In chapter 13, Jesus changes his methodology to communicate his message indirectly through parables. “The kingdom of heaven is like …” becomes a recurring refrain in the Gospel. The disciples inquire about this change in verse 10, asking why Jesus speaks to the crowds in parables. Jesus responds that he does so because the people have hardened their hearts and are unwilling to accept his message.
Matthew knows that all prophets encounter opposition. Even Isaiah, whom Jesus quotes (13:14–15; cf. Isaiah 6:9-10). Isaiah asks, “How long will the people listen, but not hear?” God replies, “Until the cities are emptied out, not a soul left in the cities … Every tree a stump, a huge field of stumps. But there’s a holy seed in those stumps.” (Isaiah 6:11, 13, The Message, emphasis mine). Even though most people have no ears to hear, Jesus, like Isaiah, is determined to teach parabolically – scattering the seed metaphorically – trusting the kingdom to grow from the stumps.
If you have ears, hear!
Jesus shares a story about farming. A farmer distributes seeds without discrimination and in a lavish, wasteful, and perhaps even foolish manner in soil unlikely to yield a good harvest. Why? It seems like a waste of resources and no way to manage a farm.
The parable reveals the kingdom’s agenda to those ready and willing to listen. In God’s kingdom, sowers sow the seed with abandon and trust the harvest. If you didn’t receive it, it may be because you have hardened the pathways of your heart. Nevertheless, the harvest will still yield abundantly.
The sower – God, Jesus, the Spirit, the church – spreads news of the kingdom. It’s what Jesus said: “Go and tell John what you hear and see: the blind receive their sight, the lame walk, those with a skin disease are cleansed, the deaf hear, the dead are raised, and the poor have good news brought to them” (Matthew 11:4–5).
Go, church, into the world, and tell everyone what you’ve heard and seen — the life God desires for the whole world is breaking into history. Some may hear it; others won’t. Some may see what you have seen; others can’t. Regardless, keep spreading the news and trust the harvest to God.

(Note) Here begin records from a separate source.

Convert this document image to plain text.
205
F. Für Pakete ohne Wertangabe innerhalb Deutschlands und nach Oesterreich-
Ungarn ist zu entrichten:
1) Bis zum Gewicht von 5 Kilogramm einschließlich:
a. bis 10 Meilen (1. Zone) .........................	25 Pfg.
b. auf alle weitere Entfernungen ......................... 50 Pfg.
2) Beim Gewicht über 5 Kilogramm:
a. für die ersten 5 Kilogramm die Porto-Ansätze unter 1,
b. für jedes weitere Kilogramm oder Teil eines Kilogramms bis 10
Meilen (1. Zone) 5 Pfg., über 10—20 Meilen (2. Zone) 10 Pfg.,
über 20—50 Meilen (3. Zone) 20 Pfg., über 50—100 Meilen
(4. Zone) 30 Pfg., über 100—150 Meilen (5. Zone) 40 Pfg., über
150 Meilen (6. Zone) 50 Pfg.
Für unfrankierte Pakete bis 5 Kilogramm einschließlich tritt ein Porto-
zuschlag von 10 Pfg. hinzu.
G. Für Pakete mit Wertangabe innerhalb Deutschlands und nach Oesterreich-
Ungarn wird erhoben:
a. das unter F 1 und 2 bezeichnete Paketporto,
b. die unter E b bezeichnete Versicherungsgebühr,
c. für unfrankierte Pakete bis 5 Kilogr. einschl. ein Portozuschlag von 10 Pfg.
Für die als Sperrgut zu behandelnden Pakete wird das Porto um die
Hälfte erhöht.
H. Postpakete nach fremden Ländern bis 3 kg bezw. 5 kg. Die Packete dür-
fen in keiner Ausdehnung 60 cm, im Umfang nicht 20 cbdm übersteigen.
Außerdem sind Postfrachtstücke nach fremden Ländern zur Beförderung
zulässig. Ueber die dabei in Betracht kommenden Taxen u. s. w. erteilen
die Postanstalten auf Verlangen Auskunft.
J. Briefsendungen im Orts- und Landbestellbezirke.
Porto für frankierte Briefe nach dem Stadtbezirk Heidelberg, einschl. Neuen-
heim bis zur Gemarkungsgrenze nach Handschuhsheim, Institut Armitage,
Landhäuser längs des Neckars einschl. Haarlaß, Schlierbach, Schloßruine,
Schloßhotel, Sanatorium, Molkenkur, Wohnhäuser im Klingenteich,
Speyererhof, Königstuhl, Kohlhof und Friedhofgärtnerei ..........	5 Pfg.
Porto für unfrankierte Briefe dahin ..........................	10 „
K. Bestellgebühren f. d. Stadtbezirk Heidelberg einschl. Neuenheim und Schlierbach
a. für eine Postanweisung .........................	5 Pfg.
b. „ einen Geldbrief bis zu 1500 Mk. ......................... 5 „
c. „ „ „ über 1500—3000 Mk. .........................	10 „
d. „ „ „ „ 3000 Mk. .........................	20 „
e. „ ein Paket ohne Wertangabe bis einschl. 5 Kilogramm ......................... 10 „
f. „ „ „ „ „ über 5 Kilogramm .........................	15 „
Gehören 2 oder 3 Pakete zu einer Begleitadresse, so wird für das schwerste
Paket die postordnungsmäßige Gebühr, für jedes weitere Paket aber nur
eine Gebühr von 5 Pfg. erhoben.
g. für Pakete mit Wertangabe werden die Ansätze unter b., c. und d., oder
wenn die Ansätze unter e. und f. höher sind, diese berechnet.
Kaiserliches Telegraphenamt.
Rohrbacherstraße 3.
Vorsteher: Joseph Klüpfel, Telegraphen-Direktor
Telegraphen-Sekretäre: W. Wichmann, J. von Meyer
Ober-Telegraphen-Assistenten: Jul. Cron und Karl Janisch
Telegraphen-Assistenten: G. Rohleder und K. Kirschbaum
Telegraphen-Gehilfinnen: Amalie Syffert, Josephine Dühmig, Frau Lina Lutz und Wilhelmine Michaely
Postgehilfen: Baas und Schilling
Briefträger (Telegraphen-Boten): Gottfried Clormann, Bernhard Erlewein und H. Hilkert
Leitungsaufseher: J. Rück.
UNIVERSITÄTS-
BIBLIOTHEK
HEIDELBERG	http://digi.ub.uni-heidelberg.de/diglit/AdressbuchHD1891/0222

The one who hears the word bears fruit
As the church, we assume from reading Jesus’ parable and allegorical interpretation (vv. 18-23) that we are the good seed and good soil. But soil quality can change; levels of receptivity can vary. Sometimes we may relate to the seeds stolen by birds, lost to the noonday heat, or choked by thorny underbrush. Yesterday, life’s difficulties may have hardened our hearts, but today, we find our hearts open to God’s amazing grace. The same is true for the other soils/seeds. Let’s celebrate every instance of an open heart, regardless of when or where it occurs. Who knows? Maybe one little seed of good news will take root.
“So shall [God’s] word be that goes out from my mouth; it shall not return to me empty, but it shall accomplish that which I purpose and succeed in the thing for which I sent it” (Isaiah 55:11).
God is actively spreading the seed of the kingdom and waiting patiently for its harvest. Are we willing to allow the kingdom to take root in our lives? Will we demonstrate evidence of it? Will we bear fruit? Are you ready to waste yourself in service of the kingdom? Are you prepared to practice the patience harvest requires?
Questions for discussion
- What wild, unexpected seeds might you be holding in your hands?
- How will you scatter them in your family, neighborhood or workplace?